Genç kız, neden ölmek istediğini bilmese de, kaderiymiş gibi kendini öldürmekte kararlı. Aslında yazgısını değiştirmek sadece kendi elinde olmasına rağmen, vazgeçmek için son dakikaya kadar başka bahanelerden medet umması ne kadar gerçekçi? Gerçekten bir şeyler onu durdurabilir miydi?

Öykünün ilk iki cümlesini hatırlayalım: “Şimdi beni kim durduracak? En ufak bir çıtırtıya bile ikna olurum.” Sanırım anne biraz daha erken gelseydi ya da ‘roman’, kahramanın yakınında olsaydı bu intihar gerçekleşmezdi. Tabii, bunlar sadece bir tahmin. Ancak öyküyü o noktadan sonra değiştirip tekrar yazarsam nasıl biteceğini bilebiliriz. Öykü kahramanlarının yazardan bağımsız hareket etmesi gerektiğine inandığım için onları serbest bıraktım.

Metaforlarınız ve öykü kurgunuz çok başarılı. İntiharın ardından dile gelen eşyalar, olayda bir suçları olmadığını ispatlamak için tıpkı insanlar gibi bahaneler üretirken suç eli silah tutanların değil, yine kalem tutanların oluyor. Bu konuda ne söylemek istersiniz?

Öyküde silah tutan el katil olduğu kadar da maktuldür. İntihar mağdurudur. Eşyalar olayın tek tarafsız tanıklarıdır; ama onlar da olayla ilgili yorum yapmaktan kaçınıyorlar. Son sözü suçlamayla beraber yazara bırakıyorlar. Yazar susuyor. Belki bu konuda yetersiz olduğu için konuşmuyordur. Ama onu bilemeyiz; suçlu olduğu için de konuşmuyor olabilir. Hangi yazar (aydın) toplumdaki olaylardan sorumlu olmadığını iddia edebilir? Hangisi vicdanında kendisini aklayabilir?
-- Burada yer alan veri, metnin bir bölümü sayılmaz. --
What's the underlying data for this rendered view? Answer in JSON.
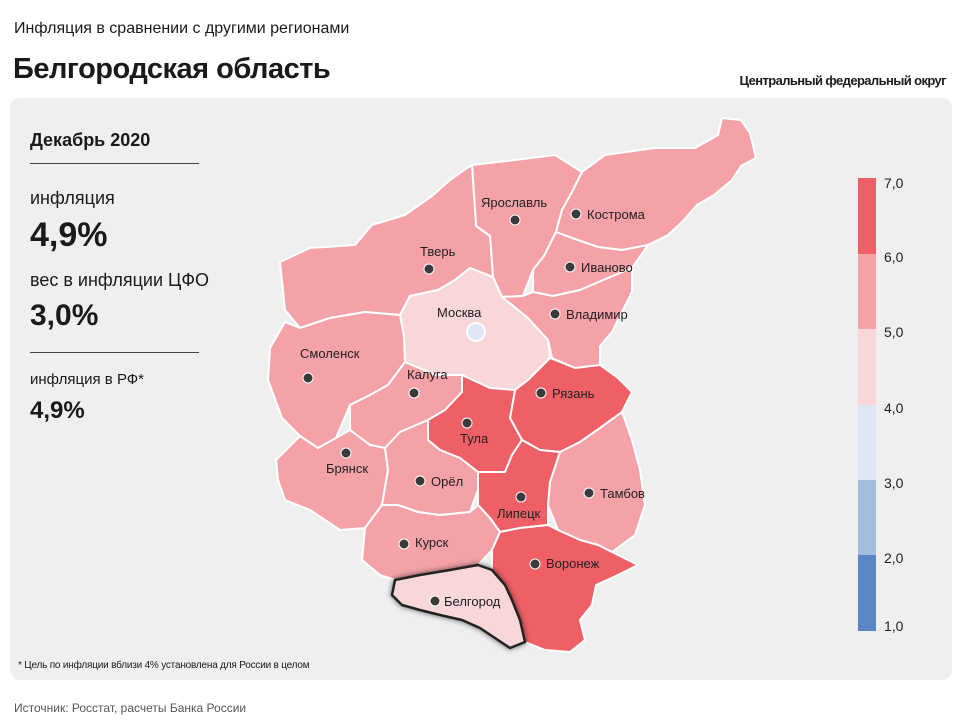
{
  "header": {
    "subtitle": "Инфляция в сравнении с другими регионами",
    "title": "Белгородская область",
    "district": "Центральный федеральный округ"
  },
  "stats": {
    "period": "Декабрь 2020",
    "inflation_label": "инфляция",
    "inflation_value": "4,9%",
    "weight_label": "вес в инфляции ЦФО",
    "weight_value": "3,0%",
    "rf_label": "инфляция в РФ*",
    "rf_value": "4,9%"
  },
  "footnote": "* Цель по инфляции вблизи 4% установлена для России в целом",
  "source": "Источник: Росстат, расчеты Банка России",
  "colors": {
    "bin_1_2": "#5b87c6",
    "bin_2_3": "#a3bde0",
    "bin_3_4": "#dfe7f6",
    "bin_4_5": "#f8d6d9",
    "bin_5_6": "#f4a2a7",
    "bin_6_7": "#ef6066",
    "highlight_outline": "#222222"
  },
  "legend": {
    "ticks": [
      "7,0",
      "6,0",
      "5,0",
      "4,0",
      "3,0",
      "2,0",
      "1,0"
    ]
  },
  "regions": [
    {
      "id": "yaroslavl",
      "name": "Ярославль",
      "bin": "5-6"
    },
    {
      "id": "kostroma",
      "name": "Кострома",
      "bin": "5-6"
    },
    {
      "id": "tver",
      "name": "Тверь",
      "bin": "5-6"
    },
    {
      "id": "ivanovo",
      "name": "Иваново",
      "bin": "5-6"
    },
    {
      "id": "moscow",
      "name": "Москва",
      "bin": "4-5"
    },
    {
      "id": "vladimir",
      "name": "Владимир",
      "bin": "5-6"
    },
    {
      "id": "smolensk",
      "name": "Смоленск",
      "bin": "5-6"
    },
    {
      "id": "kaluga",
      "name": "Калуга",
      "bin": "5-6"
    },
    {
      "id": "ryazan",
      "name": "Рязань",
      "bin": "6-7"
    },
    {
      "id": "tula",
      "name": "Тула",
      "bin": "6-7"
    },
    {
      "id": "bryansk",
      "name": "Брянск",
      "bin": "5-6"
    },
    {
      "id": "orel",
      "name": "Орёл",
      "bin": "5-6"
    },
    {
      "id": "tambov",
      "name": "Тамбов",
      "bin": "5-6"
    },
    {
      "id": "lipetsk",
      "name": "Липецк",
      "bin": "6-7"
    },
    {
      "id": "kursk",
      "name": "Курск",
      "bin": "5-6"
    },
    {
      "id": "voronezh",
      "name": "Воронеж",
      "bin": "6-7"
    },
    {
      "id": "belgorod",
      "name": "Белгород",
      "bin": "4-5",
      "highlighted": true
    }
  ]
}
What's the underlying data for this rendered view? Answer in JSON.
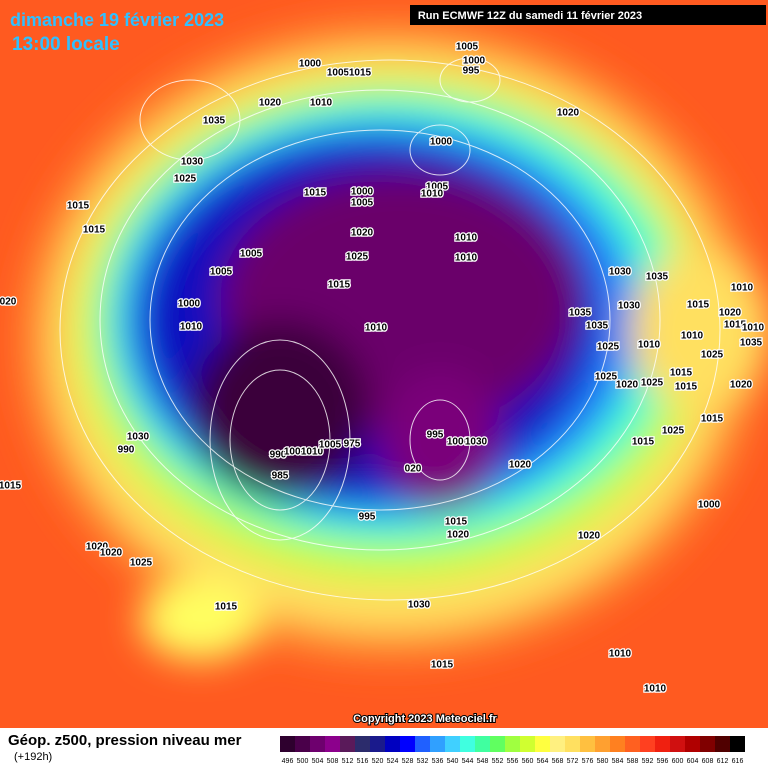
{
  "header": {
    "date": "dimanche 19 février 2023",
    "time": "13:00 locale",
    "run": "Run ECMWF 12Z du samedi 11 février 2023"
  },
  "copyright": "Copyright 2023 Meteociel.fr",
  "footer": {
    "title": "Géop. z500, pression niveau mer",
    "lead_time": "(+192h)"
  },
  "scale": {
    "labels": [
      496,
      500,
      504,
      508,
      512,
      516,
      520,
      524,
      528,
      532,
      536,
      540,
      544,
      548,
      552,
      556,
      560,
      564,
      568,
      572,
      576,
      580,
      584,
      588,
      592,
      596,
      600,
      604,
      608,
      612,
      616
    ],
    "colors": [
      "#2e002e",
      "#4a004a",
      "#6e006e",
      "#8c008c",
      "#5a1a5a",
      "#2c2c6c",
      "#1a1a8c",
      "#0000c0",
      "#0000ff",
      "#2060ff",
      "#30a0ff",
      "#40d0ff",
      "#40ffe0",
      "#40ffa0",
      "#60ff60",
      "#a0ff40",
      "#d0ff30",
      "#ffff40",
      "#fff080",
      "#ffe060",
      "#ffc040",
      "#ffa030",
      "#ff8020",
      "#ff6020",
      "#ff4020",
      "#f02010",
      "#d01010",
      "#b00000",
      "#800000",
      "#500000",
      "#000000"
    ]
  },
  "isobars": [
    "1005",
    "1000",
    "995",
    "1000",
    "1005",
    "1015",
    "1020",
    "1010",
    "1035",
    "1020",
    "1000",
    "1030",
    "1025",
    "1015",
    "1000",
    "1005",
    "1005",
    "1010",
    "1015",
    "1015",
    "1020",
    "1010",
    "1005",
    "1025",
    "1010",
    "1005",
    "1030",
    "1035",
    "1015",
    "1010",
    "1000",
    "1030",
    "1015",
    "1035",
    "1020",
    "1015",
    "020",
    "1010",
    "1010",
    "1035",
    "1010",
    "1010",
    "1035",
    "1025",
    "1010",
    "1025",
    "1025",
    "1020",
    "1025",
    "1015",
    "1015",
    "1020",
    "1015",
    "1025",
    "1030",
    "990",
    "995",
    "1000",
    "1030",
    "1015",
    "975",
    "985",
    "990",
    "1000",
    "1010",
    "1005",
    "020",
    "1015",
    "1020",
    "1000",
    "995",
    "1015",
    "1020",
    "1020",
    "1020",
    "1020",
    "1025",
    "1015",
    "1030",
    "1010",
    "1015",
    "1010"
  ]
}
Hâlâ sokaklarda dipçiklerle çocuklar komalık ediyorsa ve bunlar ulusal mahkemelerde yargılanıyorsa; ergenlik dönemi henüz bitmişken evlendiriliyorsa bir kız çocuğu; buğday ekmek için sürülen tarlada cesetler fışkırıyorsa, domuz bağı ile insanlar diri diri gömülüyorsa ve vuruluyorsa sokaklarda aydınlar, kim suçsuz olduğunu iddia edebilir.

Yazılarınıza, şiirlerinize neler ilham olur?
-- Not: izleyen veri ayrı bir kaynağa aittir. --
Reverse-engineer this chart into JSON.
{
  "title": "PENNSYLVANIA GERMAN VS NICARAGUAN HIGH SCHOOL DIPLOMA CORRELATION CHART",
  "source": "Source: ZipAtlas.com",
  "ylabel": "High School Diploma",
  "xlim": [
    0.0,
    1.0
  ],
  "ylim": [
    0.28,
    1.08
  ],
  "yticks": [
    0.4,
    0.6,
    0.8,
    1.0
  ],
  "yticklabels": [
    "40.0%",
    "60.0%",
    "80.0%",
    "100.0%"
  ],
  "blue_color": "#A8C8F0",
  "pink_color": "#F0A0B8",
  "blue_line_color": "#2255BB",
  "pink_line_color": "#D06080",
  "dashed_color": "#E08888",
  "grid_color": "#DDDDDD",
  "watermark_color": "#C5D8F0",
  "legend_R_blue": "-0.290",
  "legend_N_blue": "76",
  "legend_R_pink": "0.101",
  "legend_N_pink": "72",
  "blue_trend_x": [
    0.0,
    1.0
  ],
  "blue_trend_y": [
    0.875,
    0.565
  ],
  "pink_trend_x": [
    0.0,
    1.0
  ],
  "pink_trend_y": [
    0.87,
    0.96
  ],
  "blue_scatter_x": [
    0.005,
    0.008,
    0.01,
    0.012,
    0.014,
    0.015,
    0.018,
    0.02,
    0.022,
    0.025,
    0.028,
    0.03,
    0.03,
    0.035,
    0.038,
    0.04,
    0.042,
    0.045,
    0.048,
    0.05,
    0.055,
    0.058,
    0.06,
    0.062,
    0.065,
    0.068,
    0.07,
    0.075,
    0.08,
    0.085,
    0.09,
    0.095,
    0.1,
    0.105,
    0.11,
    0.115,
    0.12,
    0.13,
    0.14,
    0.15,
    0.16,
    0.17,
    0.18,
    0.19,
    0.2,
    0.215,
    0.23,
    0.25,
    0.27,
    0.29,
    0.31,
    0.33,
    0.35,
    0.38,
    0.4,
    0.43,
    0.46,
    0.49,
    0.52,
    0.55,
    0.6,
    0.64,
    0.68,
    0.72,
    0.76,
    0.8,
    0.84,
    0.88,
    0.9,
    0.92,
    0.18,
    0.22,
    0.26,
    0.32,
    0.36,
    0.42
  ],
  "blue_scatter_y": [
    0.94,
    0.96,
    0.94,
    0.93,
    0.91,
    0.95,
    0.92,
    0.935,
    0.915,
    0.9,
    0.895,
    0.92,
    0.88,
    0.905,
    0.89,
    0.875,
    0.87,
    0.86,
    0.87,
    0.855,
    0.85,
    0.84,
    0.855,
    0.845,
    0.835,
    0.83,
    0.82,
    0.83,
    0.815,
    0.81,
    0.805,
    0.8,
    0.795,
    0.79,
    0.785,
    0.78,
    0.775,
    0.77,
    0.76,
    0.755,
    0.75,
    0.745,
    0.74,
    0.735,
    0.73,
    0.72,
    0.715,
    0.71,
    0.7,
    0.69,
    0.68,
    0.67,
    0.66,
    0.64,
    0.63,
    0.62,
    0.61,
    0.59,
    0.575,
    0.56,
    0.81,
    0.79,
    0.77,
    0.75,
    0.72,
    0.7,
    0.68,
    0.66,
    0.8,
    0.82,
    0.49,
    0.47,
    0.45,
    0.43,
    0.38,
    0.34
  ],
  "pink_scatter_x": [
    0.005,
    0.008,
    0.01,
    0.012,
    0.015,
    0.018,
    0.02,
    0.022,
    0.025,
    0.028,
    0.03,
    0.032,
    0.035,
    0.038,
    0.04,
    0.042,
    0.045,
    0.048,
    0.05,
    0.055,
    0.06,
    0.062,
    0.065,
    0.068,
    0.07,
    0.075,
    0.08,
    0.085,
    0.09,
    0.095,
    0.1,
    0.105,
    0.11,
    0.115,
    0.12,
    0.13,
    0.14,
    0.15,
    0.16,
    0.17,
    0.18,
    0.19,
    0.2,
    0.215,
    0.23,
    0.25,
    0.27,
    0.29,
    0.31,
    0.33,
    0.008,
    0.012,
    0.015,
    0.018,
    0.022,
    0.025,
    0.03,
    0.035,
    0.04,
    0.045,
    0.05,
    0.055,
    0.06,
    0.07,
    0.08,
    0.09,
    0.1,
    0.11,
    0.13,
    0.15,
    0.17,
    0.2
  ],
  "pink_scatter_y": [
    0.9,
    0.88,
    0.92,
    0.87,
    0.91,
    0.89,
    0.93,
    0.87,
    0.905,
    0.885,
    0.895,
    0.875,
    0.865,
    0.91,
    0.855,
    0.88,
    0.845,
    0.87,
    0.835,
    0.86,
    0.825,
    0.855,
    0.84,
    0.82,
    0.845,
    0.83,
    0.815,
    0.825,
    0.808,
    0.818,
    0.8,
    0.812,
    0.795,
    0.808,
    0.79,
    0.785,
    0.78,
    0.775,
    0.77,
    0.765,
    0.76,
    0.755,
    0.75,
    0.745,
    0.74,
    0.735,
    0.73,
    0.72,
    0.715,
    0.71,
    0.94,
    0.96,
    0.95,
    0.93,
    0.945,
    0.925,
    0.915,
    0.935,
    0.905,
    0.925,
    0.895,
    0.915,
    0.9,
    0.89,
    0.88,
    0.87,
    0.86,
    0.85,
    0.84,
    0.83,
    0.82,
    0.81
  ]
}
İlham diye bir şeyin varlığı kesin olmakla birlikte, anlatması güç bir kavramdır. Neyin sana ilham verdiğini bilip sistematik bir şekilde hareket edemezsin. Ama ilham kaynaklarımı iki kelime ile özetleyebilirim: Yaşamak ve yaşamamak. Sanırım bu iki kavram içerisine her şeyi alıyor.

Edebiyat yolculuğunuzda kimler size öncülük ediyor, kimleri okursunuz?

Edebiyat yolculuklarında öncülük olmaz. Bir yazarın ya da şairin gölgesinde doğru bir edebiyat yapılabileceğine inanmıyorum. Madem ki özgünlük, o zaman gölgeden sıyrılmak gerekir. Ama etkilendiğim şair ve yazarları gururla sayabilirim. Bunun yerine edebiyat hayatımın temelini oluşturan ilk kitaplarımdan söz etmek, bana daha anlamlı geliyor. Lisede düzenlenen “anne” konulu şiir yarışmasında birincilik ödülü olarak bana Orhan Veli Kanık’ın şiir kitabı verilmişti. Yine o yıllarda param yetmediği için satın alamadığım ve izinsiz ödünç aldığım (çalmadan biraz farklı ve haklı el koyma), bakraçta yaprakları ıslanan Ahmed Arif’in şiir kitabı. Harçlıklardan arttırılan parayla aldığım Cemal Süreya, Nâzım Hikmet ve Cahit Sıtkı Tarancı’nın şiir kitapları ilk kitaplarımdır. Bunların yanında kütüphanede eserleriyle tanıştığım Yaşar Kemal, Peyami Safa, Sabahattin Ali edebiyat hayatımı ilk etkileyen yazarlardır.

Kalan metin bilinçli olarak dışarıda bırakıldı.